Bradykinin (BK) is a peptide known to activate afferent nerve fibers from the kidney and elicit reflex changes in the cardiovascular system. The present study was specifically designed to test the hypothesis that bradykinin B2 receptors mediated the pressor responses elicited during intrarenal bradykinin administration. Pulsed Doppler flow probes were positioned around the left renal artery to measure renal blood flow (RBF). A catheter, to permit selective intrarenal administration of BK, was advanced into the proximal left renal artery. The femoral artery was cannulated to measure mean arterial pressure (MAP). MAP, heart rate (HR), and RBF were recorded from conscious unrestrained rats while five-point cumulative dose-response curves during an intrarenal infusion of BK (5-80 microg x kg(-1) x min(-1)) were constructed. Intrarenal infusion of BK elicited dose-dependent increases in MAP (maximum pressor response, 26+/-3 mmHg), accompanied by a significant tachycardia (130+/-18 beats/min) and a 28% increase in RBF. Ganglionic blockade abolished the BK-induced increases in MAP (maximum response, -6+/-5 mmHg), HR (maximum response 31+/-14 beats/min), and RBF (maximum response, 7+/-2%). Selective intrarenal B2-receptor blockade with HOE-140 (50 microg/kg intrarenal bolus) abolished the increases in MAP and HR observed during intrarenal infusion of BK (maximum MAP response, -2+/-3 mmHg; maximum HR response, 15+/-11 beats/min). Similarly, the increases in RBF were prevented after HOE-140 treatment. In fact, after HOE-140, intrarenal BK produced a significant decrease in RBF (22%) at the highest dose of BK. Results from this study show that the cardiovascular responses elicited by intrarenal BK are mediated predominantly via a B2-receptor mechanism.
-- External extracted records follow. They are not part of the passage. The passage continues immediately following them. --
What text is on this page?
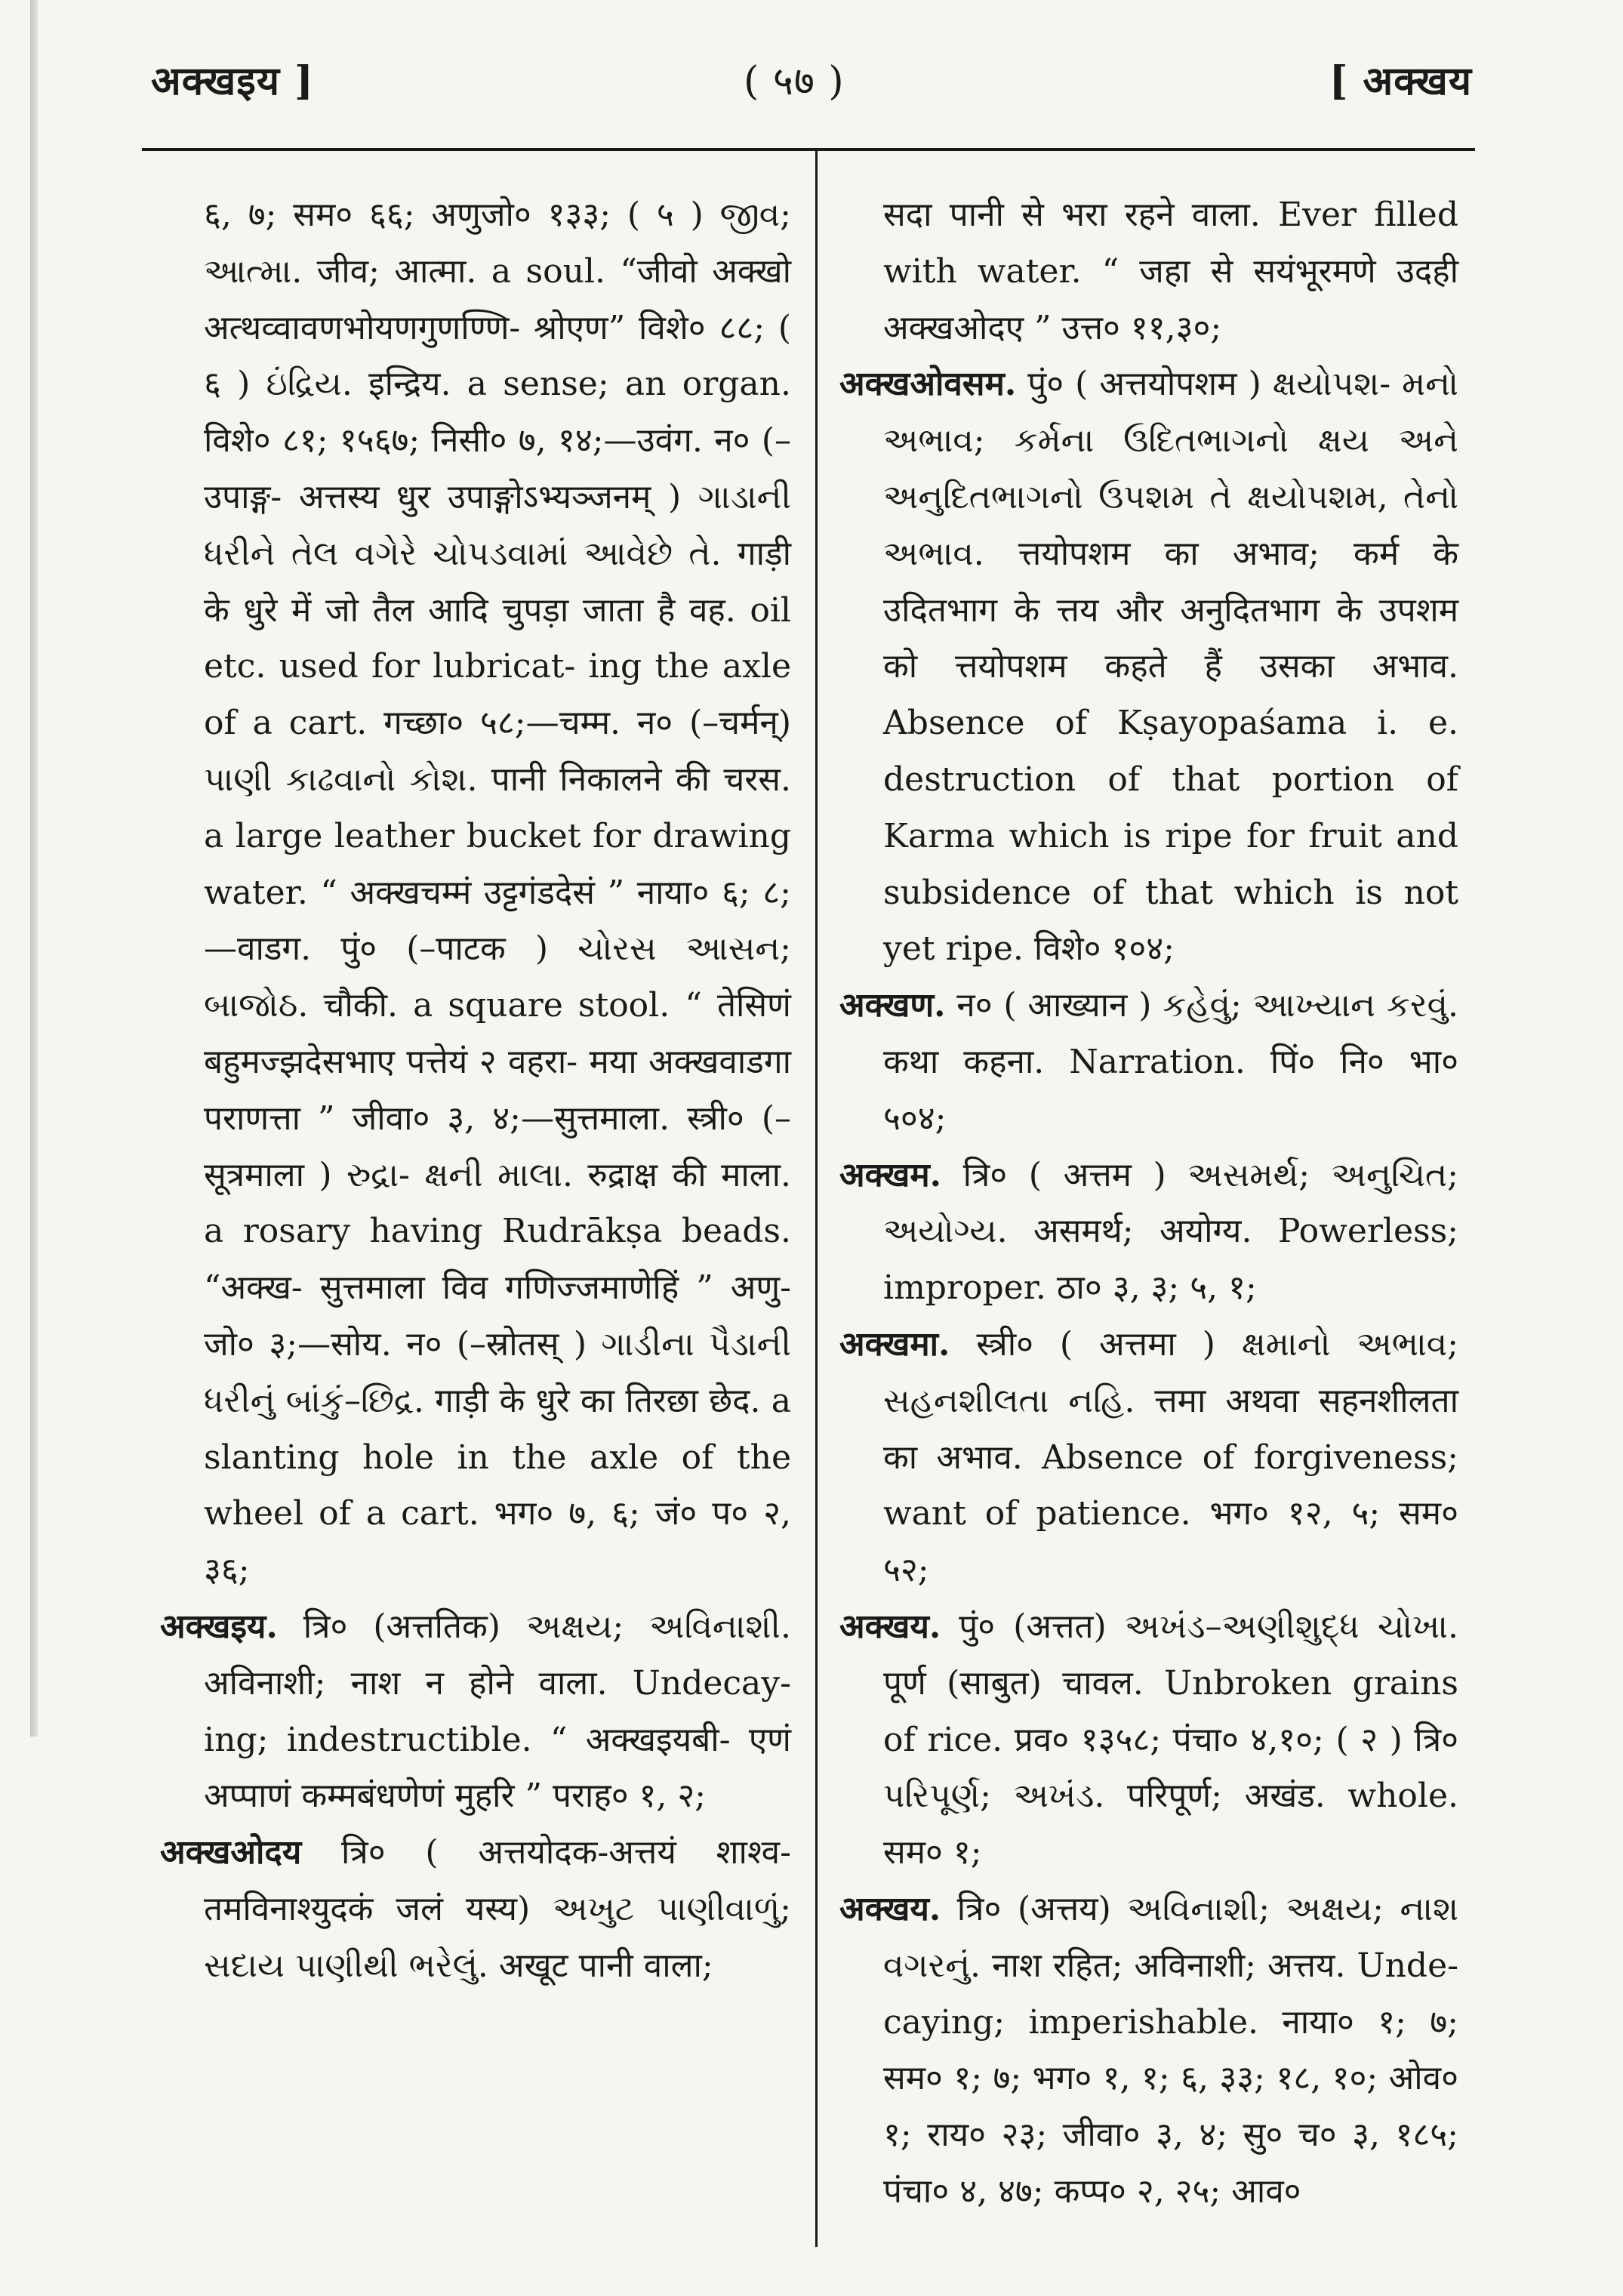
अक्खइय ]	( ५७ )	[ अक्खय

६, ७; सम० ६६; अणुजो० १३३; ( ५ ) જીવ; આત્મા. जीव; आत्मा. a soul. “जीवो अक्खो अत्थव्वावणभोयणगुणण्णि- श्रोएण” विशे० ८८; ( ६ ) ઇંદ્રિય. इन्द्रिय. a sense; an organ. विशे० ८१; १५६७; निसी० ७, १४;—उवंग. न० (–उपाङ्ग- अत्तस्य धुर उपाङ्गोऽभ्यञ्जनम् ) ગાડાની ધરીને તેલ વગેરે ચોપડવામાં આવેછે તે. गाड़ी के धुरे में जो तैल आदि चुपड़ा जाता है वह. oil etc. used for lubricat- ing the axle of a cart. गच्छा० ५८;—चम्म. न० (–चर्मन्) પાણી કાઢવાનો કોશ. पानी निकालने की चरस. a large leather bucket for drawing water. “ अक्खचम्मं उट्टगंडदेसं ” नाया० ६; ८;—वाडग. पुं० (–पाटक ) ચોરસ આસન; બાજોઠ. चौकी. a square stool. “ तेसिणं बहुमज्झदेसभाए पत्तेयं २ वहरा- मया अक्खवाडगा पराणत्ता ” जीवा० ३, ४;—सुत्तमाला. स्त्री० (–सूत्रमाला ) રુદ્રા- ક્ષની માલા. रुद्राक्ष की माला. a rosary having Rudrākṣa beads. “अक्ख- सुत्तमाला विव गणिज्जमाणेहिं ” अणु- जो० ३;—सोय. न० (–स्रोतस् ) ગાડીના પૈડાની ધરીનું બાંકું–છિદ્ર. गाड़ी के धुरे का तिरछा छेद. a slanting hole in the axle of the wheel of a cart. भग० ७, ६; जं० प० २, ३६;

अक्खइय. त्रि० (अत्ततिक) અક્ષય; અવિનાશી. अविनाशी; नाश न होने वाला. Undecay- ing; indestructible. “ अक्खइयबी- एणं अप्पाणं कम्मबंधणेणं मुहरि ” पराह० १, २;

अक्खओदय त्रि० ( अत्तयोदक-अत्तयं शाश्व- तमविनाश्युदकं जलं यस्य) અખુટ પાણીવાળું; સદાય પાણીથી ભરેલું. अखूट पानी वाला;

सदा पानी से भरा रहने वाला. Ever filled with water. “ जहा से सयंभूरमणे उदही अक्खओदए ” उत्त० ११,३०;

अक्खओवसम. पुं० ( अत्तयोपशम ) ક્ષયોપશ- મનો અભાવ; કર્મના ઉદિતભાગનો ક્ષય અને અનુદિતભાગનો ઉપશમ તે ક્ષયોપશમ, તેનો અભાવ. त्तयोपशम का अभाव; कर्म के उदितभाग के त्तय और अनुदितभाग के उपशम को त्तयोपशम कहते हैं उसका अभाव. Absence of Kṣayopaśama i. e. destruction of that portion of Karma which is ripe for fruit and subsidence of that which is not yet ripe. विशे० १०४;

अक्खण. न० ( आख्यान ) કહેવું; આખ્યાન કરવું. कथा कहना. Narration. पिं० नि० भा० ५०४;

अक्खम. त्रि० ( अत्तम ) અસમર્થ; અનુચિત; અયોગ્ય. असमर्थ; अयोग्य. Powerless; improper. ठा० ३, ३; ५, १;

अक्खमा. स्त्री० ( अत्तमा ) ક્ષમાનો અભાવ; સહનશીલતા નહિ. त्तमा अथवा सहनशीलता का अभाव. Absence of forgiveness; want of patience. भग० १२, ५; सम० ५२;

अक्खय. पुं० (अत्तत) અખંડ–અણીશુદ્ધ ચોખા. पूर्ण (साबुत) चावल. Unbroken grains of rice. प्रव० १३५८; पंचा० ४,१०; ( २ ) त्रि० પરિપૂર્ણ; અખંડ. परिपूर्ण; अखंड. whole. सम० १;

अक्खय. त्रि० (अत्तय) અવિનાશી; અક્ષય; નાશ વગરનું. नाश रहित; अविनाशी; अत्तय. Unde- caying; imperishable. नाया० १; ७; सम० १; ७; भग० १, १; ६, ३३; १८, १०; ओव० १; राय० २३; जीवा० ३, ४; सु० च० ३, १८५; पंचा० ४, ४७; कप्प० २, २५; आव०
缓激肽(BK)是一种已知可激活来自肾脏的传入神经纤维并引发心血管系统反射性变化的肽。本研究专门设计用于检验缓激肽B2受体介导肾内给予缓激肽期间引发的升压反应这一假说。脉冲多普勒血流探头置于左肾动脉周围以测量肾血流量(RBF)。一根用于选择性肾内给予BK的导管推进至左肾动脉近端。股动脉插管以测量平均动脉压(MAP)。在清醒不受约束的大鼠中记录MAP、心率(HR)和RBF,同时构建肾内输注BK(5 - 80微克×千克⁻¹×分钟⁻¹)期间的五点累积剂量反应曲线。肾内输注BK引起MAP剂量依赖性升高(最大升压反应,26±3 mmHg),伴有显著心动过速(130±18次/分钟)和RBF增加28%。神经节阻断消除了BK诱导的MAP升高(最大反应,-6±5 mmHg)、HR升高(最大反应31±14次/分钟)和RBF升高(最大反应,7±2%)。用HOE - 140(50微克/千克肾内推注)进行选择性肾内B2受体阻断消除了肾内输注BK期间观察到的MAP和HR升高(最大MAP反应,-2±3 mmHg;最大HR反应,15±11次/分钟)。同样,HOE - 140处理后RBF的增加也被阻止。事实上,在HOE - 140处理后,肾内BK在最高剂量时使RBF显著降低(22%)。本研究结果表明,肾内BK引发的心血管反应主要通过B2受体机制介导。